İstanbul Sanayi Odası Yönetim Kurulu Başkanı Erdal Bahçıvan, sanayi sektörünün büyümeye son yılların en güçlü katkısını verdiğini belirterek “Sanayi sektörümüzün yüzde 14,8 ile oldukça güçlü bir büyüme gösterdiğini görüyoruz. Bu büyüme, ikinci çeyrekteki yüzde 7,2’lik artışa göre belirgin bir hareketlenmeye işaret etmektedir.
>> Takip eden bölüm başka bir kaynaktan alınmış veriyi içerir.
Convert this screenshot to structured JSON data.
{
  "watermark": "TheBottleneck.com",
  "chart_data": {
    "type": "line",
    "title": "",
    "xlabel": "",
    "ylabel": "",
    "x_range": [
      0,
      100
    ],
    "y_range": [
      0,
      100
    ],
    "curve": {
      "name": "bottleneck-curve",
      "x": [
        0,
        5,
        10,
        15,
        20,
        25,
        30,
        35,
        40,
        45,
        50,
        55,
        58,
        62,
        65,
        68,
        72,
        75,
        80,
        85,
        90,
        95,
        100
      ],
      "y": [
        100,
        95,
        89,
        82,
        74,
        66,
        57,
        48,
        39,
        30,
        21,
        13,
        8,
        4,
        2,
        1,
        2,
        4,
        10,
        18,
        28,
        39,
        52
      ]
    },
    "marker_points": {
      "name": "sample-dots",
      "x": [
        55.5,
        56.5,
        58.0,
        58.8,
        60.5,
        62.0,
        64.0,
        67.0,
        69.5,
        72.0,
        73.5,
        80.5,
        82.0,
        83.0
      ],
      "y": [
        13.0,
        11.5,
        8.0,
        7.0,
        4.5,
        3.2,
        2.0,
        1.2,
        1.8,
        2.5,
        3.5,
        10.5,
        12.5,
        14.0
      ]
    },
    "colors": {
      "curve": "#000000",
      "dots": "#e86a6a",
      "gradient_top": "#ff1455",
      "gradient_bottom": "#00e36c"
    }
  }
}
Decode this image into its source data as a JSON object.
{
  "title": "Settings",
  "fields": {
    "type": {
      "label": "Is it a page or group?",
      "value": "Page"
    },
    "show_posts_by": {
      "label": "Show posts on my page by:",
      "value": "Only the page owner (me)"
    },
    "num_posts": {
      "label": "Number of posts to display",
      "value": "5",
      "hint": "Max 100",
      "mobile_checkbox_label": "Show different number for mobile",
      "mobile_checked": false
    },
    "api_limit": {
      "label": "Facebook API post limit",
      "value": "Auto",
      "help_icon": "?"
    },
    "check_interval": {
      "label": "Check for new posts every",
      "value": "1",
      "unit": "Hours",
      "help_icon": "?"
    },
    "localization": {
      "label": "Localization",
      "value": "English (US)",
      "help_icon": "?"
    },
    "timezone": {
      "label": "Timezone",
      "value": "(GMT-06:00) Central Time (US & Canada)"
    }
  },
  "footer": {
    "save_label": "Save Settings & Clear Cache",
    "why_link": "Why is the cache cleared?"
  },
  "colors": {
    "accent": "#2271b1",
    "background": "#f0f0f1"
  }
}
Ve sanayi sektörü üçüncü çeyrek büyümesine 2,6 puanlık çok önemli katkı yapmıştır” dedi.
 
İstanbul Sanayi Odası Yönetim Kurulu Başkanı Erdal Bahçıvan, Türkiye ekonomisinin üçüncü çeyrek büyüme rakamlarına ilişkin değerlendirmesinde şunları söyledi:
“Dünyadaki birçok kurum ve kuruluş, 2017’ye girilirken Türkiye ekonomisi için açıkladıkları olumsuz beklentilerini, son aylarda yüzde 6’lara revize etmek zorunda kalıyordu. İşte bugün açıklanan üçüncü çeyrek büyüme verileri, bu düzeltmeleri en güçlü bir şekilde teyit ediyor.
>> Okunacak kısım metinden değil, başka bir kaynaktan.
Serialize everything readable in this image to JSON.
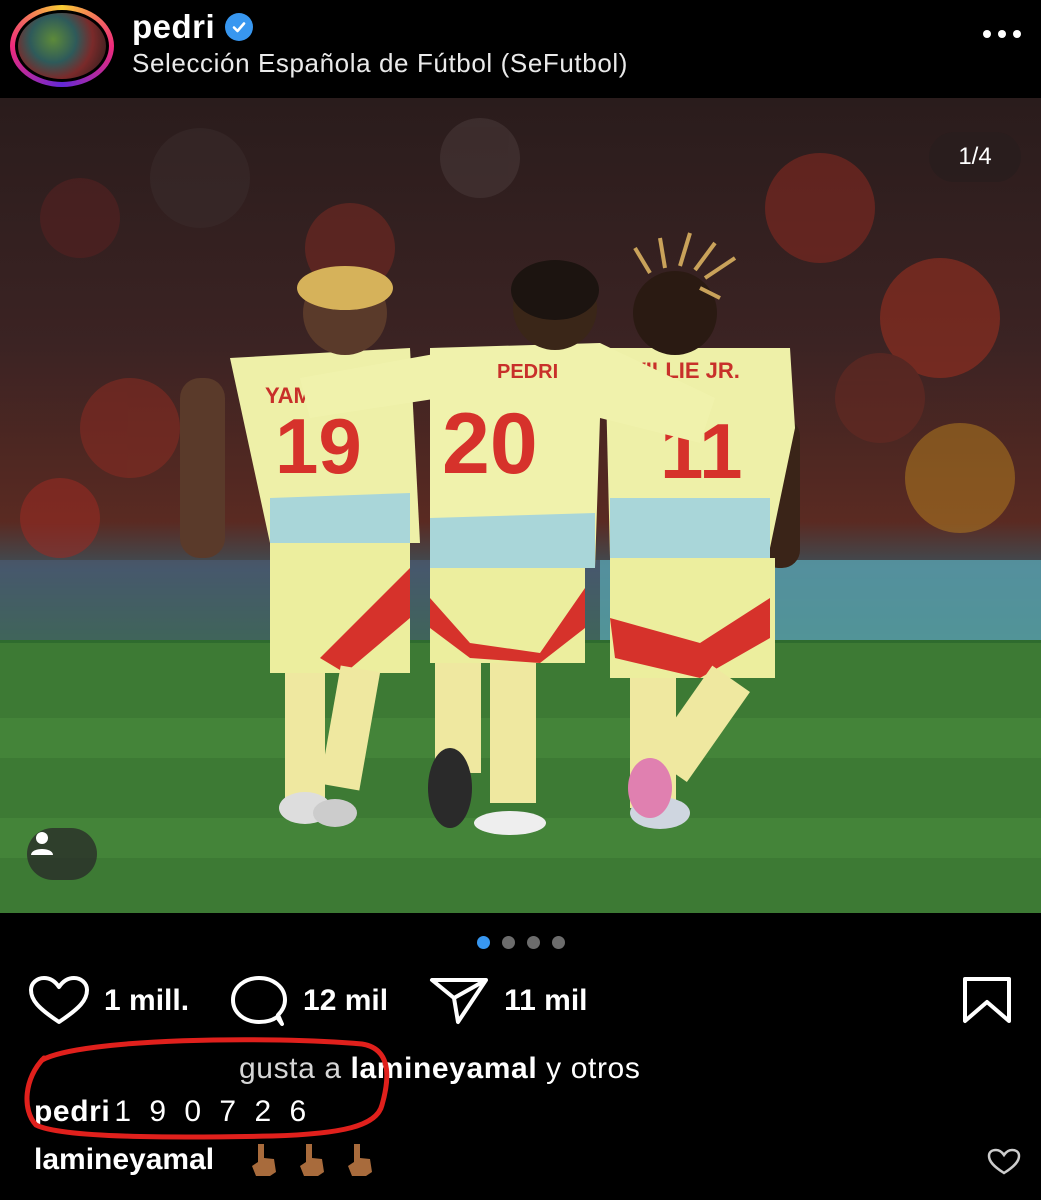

Çin ve Hindistan’ı geride bırakarak, 3. çeyrek bazında dünyanın en hızlı büyüyen ekonomisi olduğumuzu ortaya koyan bu veriler, biz sanayicilerin ekonomimize olan güçlü inancımızın ve umutlarımızın boşuna olmadığını ortaya koyuyor. Nitekim sanayi sektörümüzün de büyümeye son yılların en güçlü katkısını verdiğini görüyoruz ve bununla da gurur duyuyoruz. Her şeyden önemlisi Türkiye ekonomisi, 2017 üçüncü çeyrekte son 24 çeyrek, yani yaklaşık 6 yıl gibi uzun bir aranın ardından, yüzde 11,1 ile çift haneli büyüme başarısı göstermiştir.
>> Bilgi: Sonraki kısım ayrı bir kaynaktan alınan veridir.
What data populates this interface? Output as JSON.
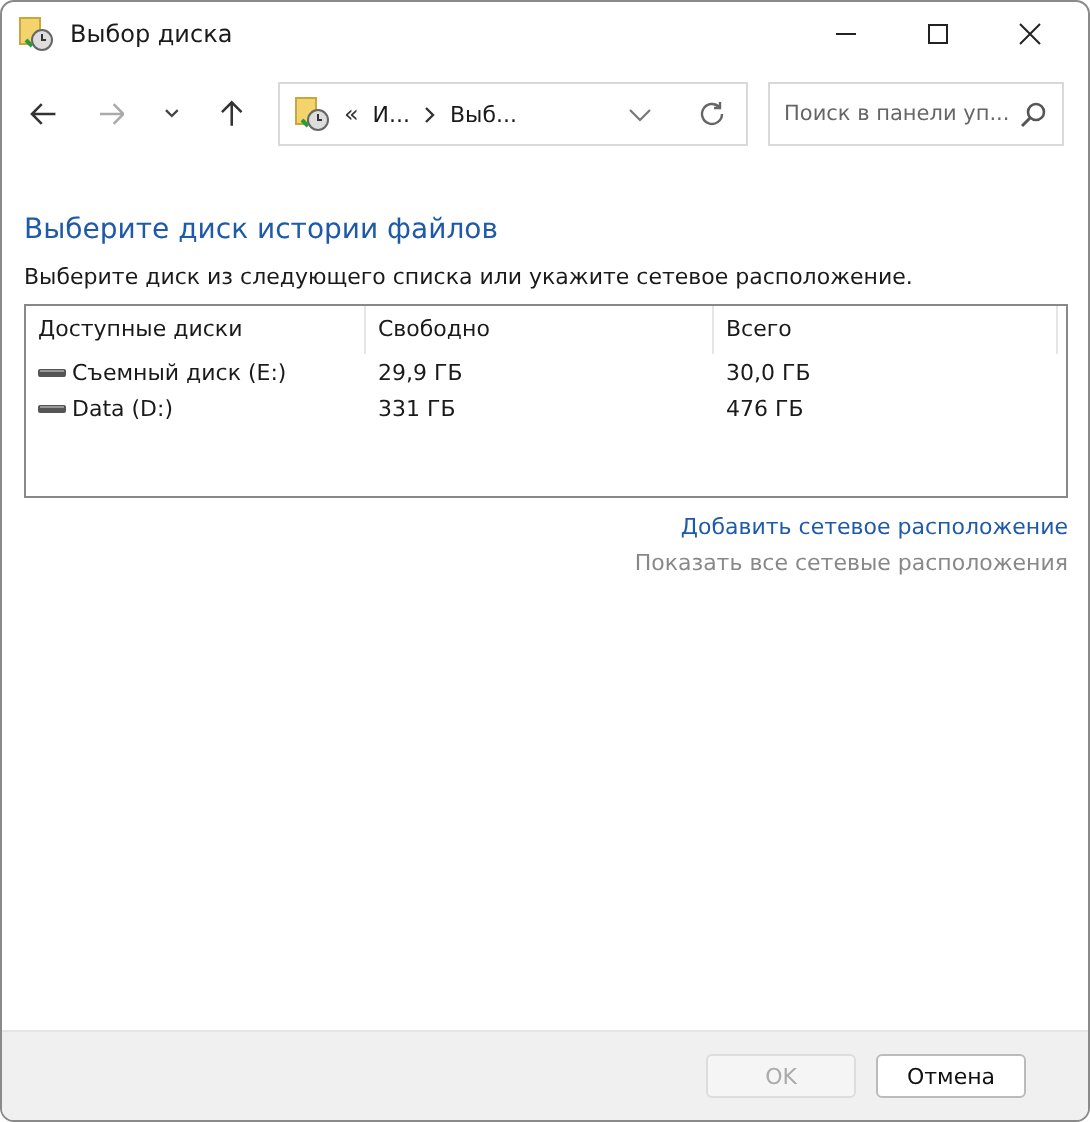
{
  "window": {
    "title": "Выбор диска"
  },
  "nav": {
    "back_disabled": false,
    "forward_disabled": true
  },
  "address": {
    "overflow": "«",
    "crumbs": [
      "И...",
      "Выб..."
    ]
  },
  "search": {
    "placeholder": "Поиск в панели уп..."
  },
  "heading": "Выберите диск истории файлов",
  "instruction": "Выберите диск из следующего списка или укажите сетевое расположение.",
  "table": {
    "columns": [
      "Доступные диски",
      "Свободно",
      "Всего"
    ],
    "rows": [
      {
        "name": "Съемный диск (E:)",
        "free": "29,9 ГБ",
        "total": "30,0 ГБ",
        "selected": false
      },
      {
        "name": "Data (D:)",
        "free": "331 ГБ",
        "total": "476 ГБ",
        "selected": false
      }
    ]
  },
  "links": [
    {
      "label": "Добавить сетевое расположение",
      "disabled": false
    },
    {
      "label": "Показать все сетевые расположения",
      "disabled": true
    }
  ],
  "buttons": [
    {
      "label": "OK",
      "disabled": true
    },
    {
      "label": "Отмена",
      "disabled": false
    }
  ]
}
Sanayi sektörümüzün yüzde 14,8 ile oldukça güçlü bir büyüme gösterdiğini görüyoruz. Bu büyüme, ikinci çeyrekteki yüzde 7,2’lik artışa göre belirgin bir hareketlenmeye işaret etmektedir. Ve sanayi sektörü üçüncü çeyrek büyümesine 2,6 puanlık çok önemli katkı yapmıştır.

Büyümenin diğer alt kırılımlarına baktığımızda, sürdürülebilir ve kaliteli büyüme adına da sevindirici bir tablo ile karşı karşıya olduğumuzu görüyoruz. Üçüncü çeyrekte yatırımlar yüzde 12,4 ile dikkat çekici bir canlanma göstermiştir. Özellikle ilk iki çeyrekte düşüş eğilimi gösteren makine-teçhizat yatırımlarındaki yüzde 15,3’lük artış dikkat çekicidir. Yine net dış talebin büyümeye pozitif katkısını sürdürmesi de oldukça önemlidir. Bütün bunlar, büyümenin sürdürülebilirliği açısından umut vericidir.

Bu büyümeyi motive eden en önemli faktörler, hiç kuşkusuz 2017 yılına girilirken hükümetimizin KGF kefaleti ile sağladığı kredi artışı ve güçlü teşviklerle yarattığı olumlu finansal koşullardır.
Yine de büyümenin önündeki riskler de göz ardı edilmemelidir. Üretkenlik ve teknolojik yeniliklerin de istenen hızda seyretmemesi büyümenin kalitesi açısından önümüzdeki günler adına risk oluşturmaktadır. 2018 yılında bu alanlarda etkin uygulama ve önlemlerin alınması gereğinin altını çizmek isterim. Öte yandan enflasyon, yüksek faiz, cari açık ve kurdaki hareketlilik gibi temel göstergelere de her zamankinden daha fazla dikkat edilmelidir.”